Intraday traders must take into account volatility cycles when using the TICK intraday for trading decisions.
An intraday TICK reading of plus or minus 1,000 – often a trading entry or exit signal for some traders – means different things at different times in terms of the volatility cycles of both the market (high or low volatility) and of TICK itself.
Let’s take a look at the rolling 20 day moving average of the TICK over the last few years to see what this means:
(Click for full-size image)
For background reading, see my prior TICK Extremes updates:
What I’m addressing is the logic that “A plus 1,000 intraday TICK reading is an automatic sell signal” (either taking profits or initiating a new short-sale position intraday on an “extreme” TICK reading).
Or, “A minus 1,000 intraday TICK reading is an automatic buy signal.’
While this seems logical and has some historical backing, an intraday trader should adapt this type of logic to the current volatility both of the stock market indexes and the TICK itself.
Case in point, for the entire month of January 2010, there were zero plus/minus 1,000 intraday TICK readings.
From January to March 2011, similarly, there were absolutely no plus/minus 1,000 intraday TICK readings.
During the aftermath of the “Flash Crash” in 2010 (May – October 2010), the average intraday TICK extreme on the upside was 1,200 and roughly -1,100 on the downside.
A similar “higher than 1,000 average” TICK reading formed at the start of the bull market in early 2009.
As of this post, the 20 day average upper daily TICK high is 1,064 and the average lower daily TICK low is -1,085.
If you’re not taking intraday TICK volatility into account when trading this type of exit or aggressive fade strategy, you’re either…
leaving money on the table (when you exit at a TICK reading of 1,000 yet the TICK continues higher than 1,000 during a price rally in volatile times)
… or worse, losing money by fading market strength (short-selling) as price rallies beyond 1,000 to 1,200 or higher (along with price).
The same is true if you’re exiting at a -1,000 TICK reading, or going long (fading weakness) just because the TICK flashes -1,000.

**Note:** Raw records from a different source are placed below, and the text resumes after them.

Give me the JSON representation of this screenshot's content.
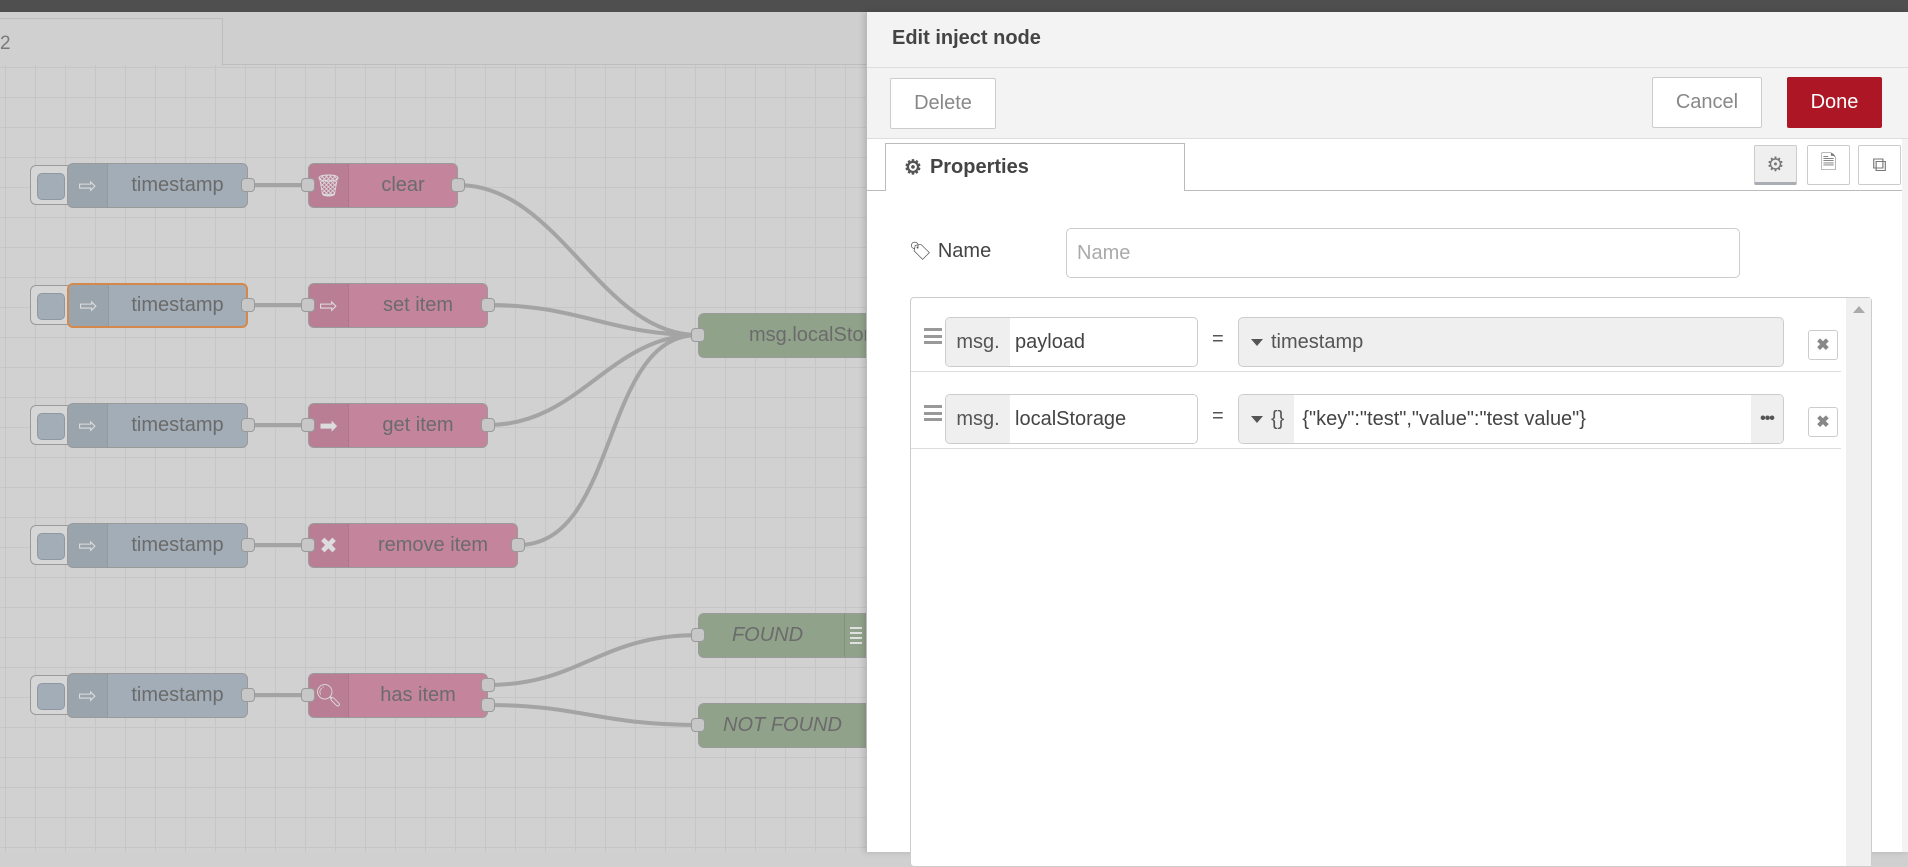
{
  "workspace": {
    "tab_label": "2",
    "nodes": {
      "inject": [
        {
          "label": "timestamp",
          "selected": false
        },
        {
          "label": "timestamp",
          "selected": true
        },
        {
          "label": "timestamp",
          "selected": false
        },
        {
          "label": "timestamp",
          "selected": false
        },
        {
          "label": "timestamp",
          "selected": false
        }
      ],
      "functions": [
        {
          "label": "clear",
          "icon": "trash-icon"
        },
        {
          "label": "set item",
          "icon": "arrow-right-icon"
        },
        {
          "label": "get item",
          "icon": "arrow-right-solid-icon"
        },
        {
          "label": "remove item",
          "icon": "close-icon"
        },
        {
          "label": "has item",
          "icon": "search-icon"
        }
      ],
      "debug": [
        {
          "label": "msg.localStorage"
        },
        {
          "label": "FOUND"
        },
        {
          "label": "NOT FOUND"
        }
      ]
    },
    "colors": {
      "inject": "#a3adb7",
      "function": "#c4859c",
      "debug": "#91a28b",
      "selected": "#d3894d"
    }
  },
  "panel": {
    "title": "Edit inject node",
    "delete_label": "Delete",
    "cancel_label": "Cancel",
    "done_label": "Done",
    "done_color": "#ad1625",
    "tab_properties": "Properties",
    "name_label": "Name",
    "name_placeholder": "Name",
    "name_value": "",
    "properties": [
      {
        "prefix": "msg.",
        "key": "payload",
        "type": "timestamp",
        "type_icon": "",
        "value": ""
      },
      {
        "prefix": "msg.",
        "key": "localStorage",
        "type": "json",
        "type_icon": "{}",
        "value": "{\"key\":\"test\",\"value\":\"test value\"}"
      }
    ],
    "equals": "="
  }
}
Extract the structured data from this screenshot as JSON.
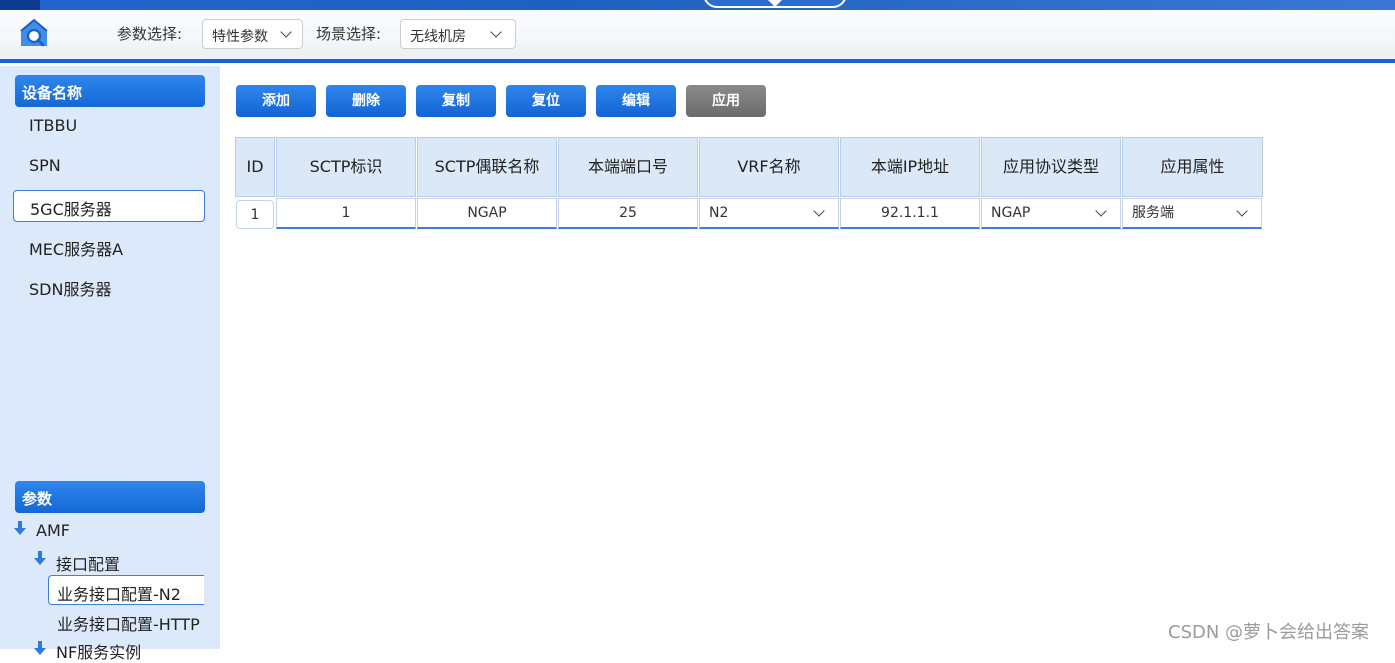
{
  "header": {
    "param_select_label": "参数选择:",
    "param_select_value": "特性参数",
    "scene_select_label": "场景选择:",
    "scene_select_value": "无线机房"
  },
  "sidebar": {
    "device_header": "设备名称",
    "devices": [
      "ITBBU",
      "SPN",
      "5GC服务器",
      "MEC服务器A",
      "SDN服务器"
    ],
    "selected_device": "5GC服务器",
    "params_header": "参数",
    "tree": {
      "root": "AMF",
      "group": "接口配置",
      "selected_leaf": "业务接口配置-N2",
      "leaf2": "业务接口配置-HTTP",
      "next_group": "NF服务实例"
    }
  },
  "toolbar": {
    "add": "添加",
    "delete": "删除",
    "copy": "复制",
    "reset": "复位",
    "edit": "编辑",
    "apply": "应用"
  },
  "table": {
    "columns": [
      "ID",
      "SCTP标识",
      "SCTP偶联名称",
      "本端端口号",
      "VRF名称",
      "本端IP地址",
      "应用协议类型",
      "应用属性"
    ],
    "row": {
      "id": "1",
      "sctp_id": "1",
      "sctp_name": "NGAP",
      "local_port": "25",
      "vrf": "N2",
      "local_ip": "92.1.1.1",
      "protocol": "NGAP",
      "attribute": "服务端"
    }
  },
  "watermark": "CSDN @萝卜会给出答案",
  "colors": {
    "accent": "#1468d6",
    "sidebar_bg": "#dce9fa",
    "header_cell_bg": "#dbe8f8",
    "apply_button": "#6b6b6b"
  }
}
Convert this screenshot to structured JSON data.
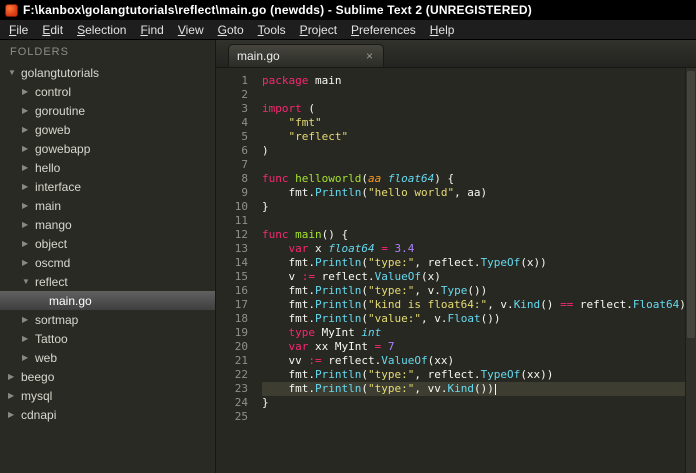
{
  "window": {
    "title": "F:\\kanbox\\golangtutorials\\reflect\\main.go (newdds) - Sublime Text 2 (UNREGISTERED)"
  },
  "menu": {
    "items": [
      "File",
      "Edit",
      "Selection",
      "Find",
      "View",
      "Goto",
      "Tools",
      "Project",
      "Preferences",
      "Help"
    ]
  },
  "icons": {
    "close": "×",
    "folder_expanded": "▼",
    "folder_collapsed": "▶"
  },
  "theme": {
    "editor_bg": "#272822",
    "sidebar_bg": "#2a2a25",
    "current_line_bg": "#3e3d32",
    "keyword": "#f92672",
    "function_name": "#a6e22e",
    "type": "#66d9ef",
    "param": "#fd971f",
    "string": "#e6db74",
    "number": "#ae81ff",
    "text": "#f8f8f2",
    "line_number": "#8f908a"
  },
  "sidebar": {
    "header": "FOLDERS",
    "items": [
      {
        "label": "golangtutorials",
        "level": 0,
        "type": "folder",
        "expanded": true
      },
      {
        "label": "control",
        "level": 1,
        "type": "folder",
        "expanded": false
      },
      {
        "label": "goroutine",
        "level": 1,
        "type": "folder",
        "expanded": false
      },
      {
        "label": "goweb",
        "level": 1,
        "type": "folder",
        "expanded": false
      },
      {
        "label": "gowebapp",
        "level": 1,
        "type": "folder",
        "expanded": false
      },
      {
        "label": "hello",
        "level": 1,
        "type": "folder",
        "expanded": false
      },
      {
        "label": "interface",
        "level": 1,
        "type": "folder",
        "expanded": false
      },
      {
        "label": "main",
        "level": 1,
        "type": "folder",
        "expanded": false
      },
      {
        "label": "mango",
        "level": 1,
        "type": "folder",
        "expanded": false
      },
      {
        "label": "object",
        "level": 1,
        "type": "folder",
        "expanded": false
      },
      {
        "label": "oscmd",
        "level": 1,
        "type": "folder",
        "expanded": false
      },
      {
        "label": "reflect",
        "level": 1,
        "type": "folder",
        "expanded": true
      },
      {
        "label": "main.go",
        "level": 2,
        "type": "file",
        "selected": true
      },
      {
        "label": "sortmap",
        "level": 1,
        "type": "folder",
        "expanded": false
      },
      {
        "label": "Tattoo",
        "level": 1,
        "type": "folder",
        "expanded": false
      },
      {
        "label": "web",
        "level": 1,
        "type": "folder",
        "expanded": false
      },
      {
        "label": "beego",
        "level": 0,
        "type": "folder",
        "expanded": false
      },
      {
        "label": "mysql",
        "level": 0,
        "type": "folder",
        "expanded": false
      },
      {
        "label": "cdnapi",
        "level": 0,
        "type": "folder",
        "expanded": false
      }
    ]
  },
  "editor": {
    "tab": {
      "label": "main.go"
    },
    "lines": [
      {
        "n": 1,
        "tokens": [
          [
            "kw",
            "package"
          ],
          [
            "pl",
            " main"
          ]
        ]
      },
      {
        "n": 2,
        "tokens": []
      },
      {
        "n": 3,
        "tokens": [
          [
            "kw",
            "import"
          ],
          [
            "pl",
            " ("
          ]
        ]
      },
      {
        "n": 4,
        "tokens": [
          [
            "pl",
            "    "
          ],
          [
            "str",
            "\"fmt\""
          ]
        ]
      },
      {
        "n": 5,
        "tokens": [
          [
            "pl",
            "    "
          ],
          [
            "str",
            "\"reflect\""
          ]
        ]
      },
      {
        "n": 6,
        "tokens": [
          [
            "pl",
            ")"
          ]
        ]
      },
      {
        "n": 7,
        "tokens": []
      },
      {
        "n": 8,
        "tokens": [
          [
            "kw",
            "func"
          ],
          [
            "pl",
            " "
          ],
          [
            "fn",
            "helloworld"
          ],
          [
            "pl",
            "("
          ],
          [
            "par",
            "aa"
          ],
          [
            "pl",
            " "
          ],
          [
            "typ",
            "float64"
          ],
          [
            "pl",
            ") {"
          ]
        ]
      },
      {
        "n": 9,
        "tokens": [
          [
            "pl",
            "    fmt."
          ],
          [
            "call",
            "Println"
          ],
          [
            "pl",
            "("
          ],
          [
            "str",
            "\"hello world\""
          ],
          [
            "pl",
            ", aa)"
          ]
        ]
      },
      {
        "n": 10,
        "tokens": [
          [
            "pl",
            "}"
          ]
        ]
      },
      {
        "n": 11,
        "tokens": []
      },
      {
        "n": 12,
        "tokens": [
          [
            "kw",
            "func"
          ],
          [
            "pl",
            " "
          ],
          [
            "fn",
            "main"
          ],
          [
            "pl",
            "() {"
          ]
        ]
      },
      {
        "n": 13,
        "tokens": [
          [
            "pl",
            "    "
          ],
          [
            "kw",
            "var"
          ],
          [
            "pl",
            " x "
          ],
          [
            "typ",
            "float64"
          ],
          [
            "pl",
            " "
          ],
          [
            "kw",
            "="
          ],
          [
            "pl",
            " "
          ],
          [
            "num",
            "3.4"
          ]
        ]
      },
      {
        "n": 14,
        "tokens": [
          [
            "pl",
            "    fmt."
          ],
          [
            "call",
            "Println"
          ],
          [
            "pl",
            "("
          ],
          [
            "str",
            "\"type:\""
          ],
          [
            "pl",
            ", reflect."
          ],
          [
            "call",
            "TypeOf"
          ],
          [
            "pl",
            "(x))"
          ]
        ]
      },
      {
        "n": 15,
        "tokens": [
          [
            "pl",
            "    v "
          ],
          [
            "kw",
            ":="
          ],
          [
            "pl",
            " reflect."
          ],
          [
            "call",
            "ValueOf"
          ],
          [
            "pl",
            "(x)"
          ]
        ]
      },
      {
        "n": 16,
        "tokens": [
          [
            "pl",
            "    fmt."
          ],
          [
            "call",
            "Println"
          ],
          [
            "pl",
            "("
          ],
          [
            "str",
            "\"type:\""
          ],
          [
            "pl",
            ", v."
          ],
          [
            "call",
            "Type"
          ],
          [
            "pl",
            "())"
          ]
        ]
      },
      {
        "n": 17,
        "tokens": [
          [
            "pl",
            "    fmt."
          ],
          [
            "call",
            "Println"
          ],
          [
            "pl",
            "("
          ],
          [
            "str",
            "\"kind is float64:\""
          ],
          [
            "pl",
            ", v."
          ],
          [
            "call",
            "Kind"
          ],
          [
            "pl",
            "() "
          ],
          [
            "kw",
            "=="
          ],
          [
            "pl",
            " reflect."
          ],
          [
            "call",
            "Float64"
          ],
          [
            "pl",
            ")"
          ]
        ]
      },
      {
        "n": 18,
        "tokens": [
          [
            "pl",
            "    fmt."
          ],
          [
            "call",
            "Println"
          ],
          [
            "pl",
            "("
          ],
          [
            "str",
            "\"value:\""
          ],
          [
            "pl",
            ", v."
          ],
          [
            "call",
            "Float"
          ],
          [
            "pl",
            "())"
          ]
        ]
      },
      {
        "n": 19,
        "tokens": [
          [
            "pl",
            "    "
          ],
          [
            "kw",
            "type"
          ],
          [
            "pl",
            " MyInt "
          ],
          [
            "typ",
            "int"
          ]
        ]
      },
      {
        "n": 20,
        "tokens": [
          [
            "pl",
            "    "
          ],
          [
            "kw",
            "var"
          ],
          [
            "pl",
            " xx MyInt "
          ],
          [
            "kw",
            "="
          ],
          [
            "pl",
            " "
          ],
          [
            "num",
            "7"
          ]
        ]
      },
      {
        "n": 21,
        "tokens": [
          [
            "pl",
            "    vv "
          ],
          [
            "kw",
            ":="
          ],
          [
            "pl",
            " reflect."
          ],
          [
            "call",
            "ValueOf"
          ],
          [
            "pl",
            "(xx)"
          ]
        ]
      },
      {
        "n": 22,
        "tokens": [
          [
            "pl",
            "    fmt."
          ],
          [
            "call",
            "Println"
          ],
          [
            "pl",
            "("
          ],
          [
            "str",
            "\"type:\""
          ],
          [
            "pl",
            ", reflect."
          ],
          [
            "call",
            "TypeOf"
          ],
          [
            "pl",
            "(xx))"
          ]
        ]
      },
      {
        "n": 23,
        "current": true,
        "cursor": true,
        "tokens": [
          [
            "pl",
            "    fmt."
          ],
          [
            "call",
            "Println"
          ],
          [
            "pl",
            "("
          ],
          [
            "str",
            "\"type:\""
          ],
          [
            "pl",
            ", vv."
          ],
          [
            "call",
            "Kind"
          ],
          [
            "pl",
            "())"
          ]
        ]
      },
      {
        "n": 24,
        "tokens": [
          [
            "pl",
            "}"
          ]
        ]
      },
      {
        "n": 25,
        "tokens": []
      }
    ]
  }
}
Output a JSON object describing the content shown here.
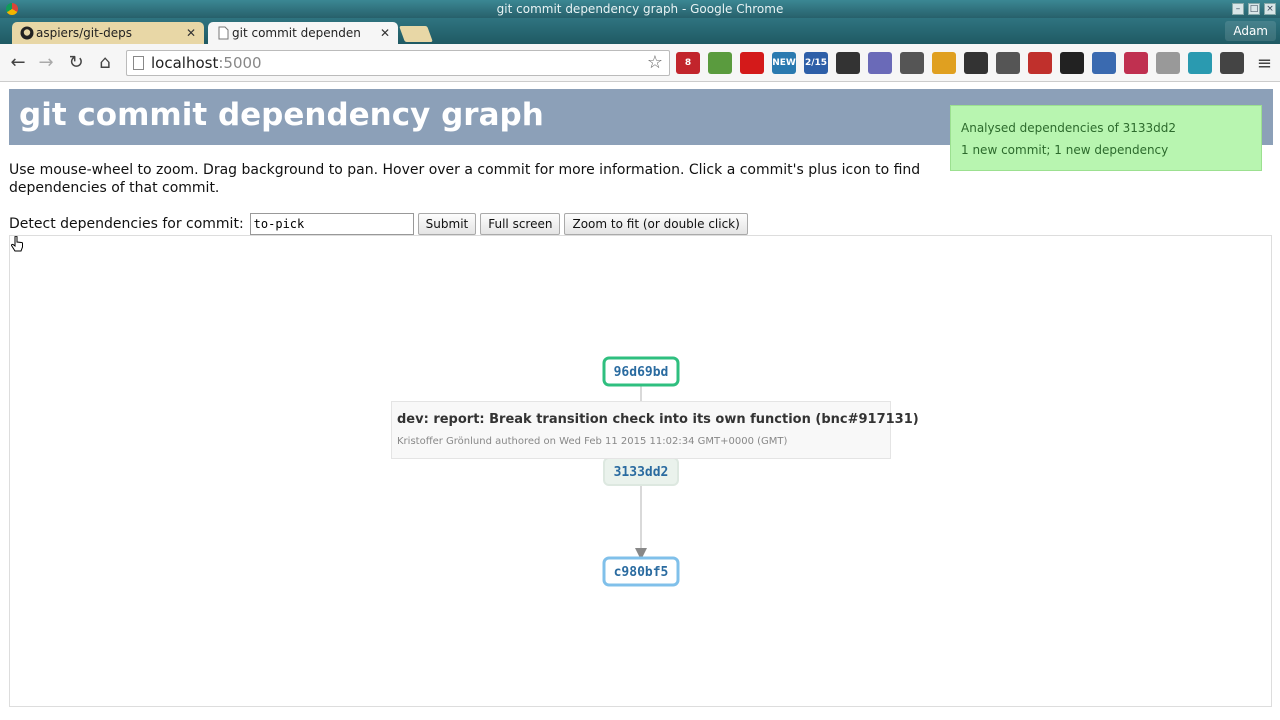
{
  "window": {
    "title": "git commit dependency graph - Google Chrome"
  },
  "tabs": [
    {
      "label": "aspiers/git-deps",
      "icon": "github-icon",
      "color": "#e8d7a6"
    },
    {
      "label": "git commit dependen",
      "icon": "page-icon",
      "active": true
    }
  ],
  "profile": {
    "name": "Adam"
  },
  "toolbar": {
    "url_host": "localhost",
    "url_port": ":5000"
  },
  "extensions": [
    {
      "name": "lastpass-icon",
      "badge": "8",
      "color": "#c2252c"
    },
    {
      "name": "evernote-icon",
      "color": "#5a9b3e"
    },
    {
      "name": "adblock-icon",
      "color": "#d41a1a"
    },
    {
      "name": "new-badge-icon",
      "badge": "NEW",
      "color": "#2a7ab0"
    },
    {
      "name": "calendar-icon",
      "badge": "2/15",
      "color": "#2d5fa8"
    },
    {
      "name": "delicious-icon",
      "color": "#333"
    },
    {
      "name": "globe-icon",
      "color": "#6a6ab8"
    },
    {
      "name": "puzzle-icon",
      "color": "#555"
    },
    {
      "name": "signin-icon",
      "color": "#e0a020"
    },
    {
      "name": "settings-icon",
      "color": "#333"
    },
    {
      "name": "pocket-icon",
      "color": "#555"
    },
    {
      "name": "bookmark-icon",
      "color": "#c0302c"
    },
    {
      "name": "grid-icon",
      "color": "#222"
    },
    {
      "name": "earth-icon",
      "color": "#3a6ab0"
    },
    {
      "name": "plus-cross-icon",
      "color": "#c03050"
    },
    {
      "name": "sphere-icon",
      "color": "#999"
    },
    {
      "name": "m-icon",
      "color": "#2a9ab0"
    },
    {
      "name": "clock-icon",
      "color": "#444"
    }
  ],
  "page": {
    "title": "git commit dependency graph",
    "notice": [
      "Analysed dependencies of 3133dd2",
      "1 new commit; 1 new dependency"
    ],
    "help": "Use mouse-wheel to zoom. Drag background to pan. Hover over a commit for more information. Click a commit's plus icon to find dependencies of that commit.",
    "form": {
      "label": "Detect dependencies for commit:",
      "value": "to-pick",
      "submit": "Submit",
      "fullscreen": "Full screen",
      "zoom": "Zoom to fit (or double click)"
    }
  },
  "graph": {
    "nodes": [
      {
        "id": "96d69bd",
        "color": "#2fbf7f"
      },
      {
        "id": "3133dd2",
        "color": "#dde8e0"
      },
      {
        "id": "c980bf5",
        "color": "#80c0ea"
      }
    ],
    "tooltip": {
      "title": "dev: report: Break transition check into its own function (bnc#917131)",
      "meta": "Kristoffer Grönlund authored on Wed Feb 11 2015 11:02:34 GMT+0000 (GMT)"
    }
  }
}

It just takes a moment for you to assess the current volatility both of the market and of the TICK.
In the chart above, I’m simply plotting the 20 day simple moving average of both intraday TICK highs and intraday TICK lows.
I would encourage you to do the same (you can use other metrics to measure volatility as well), and adjust any intraday trading strategy that relies on trading decisions based on the TICK accordingly.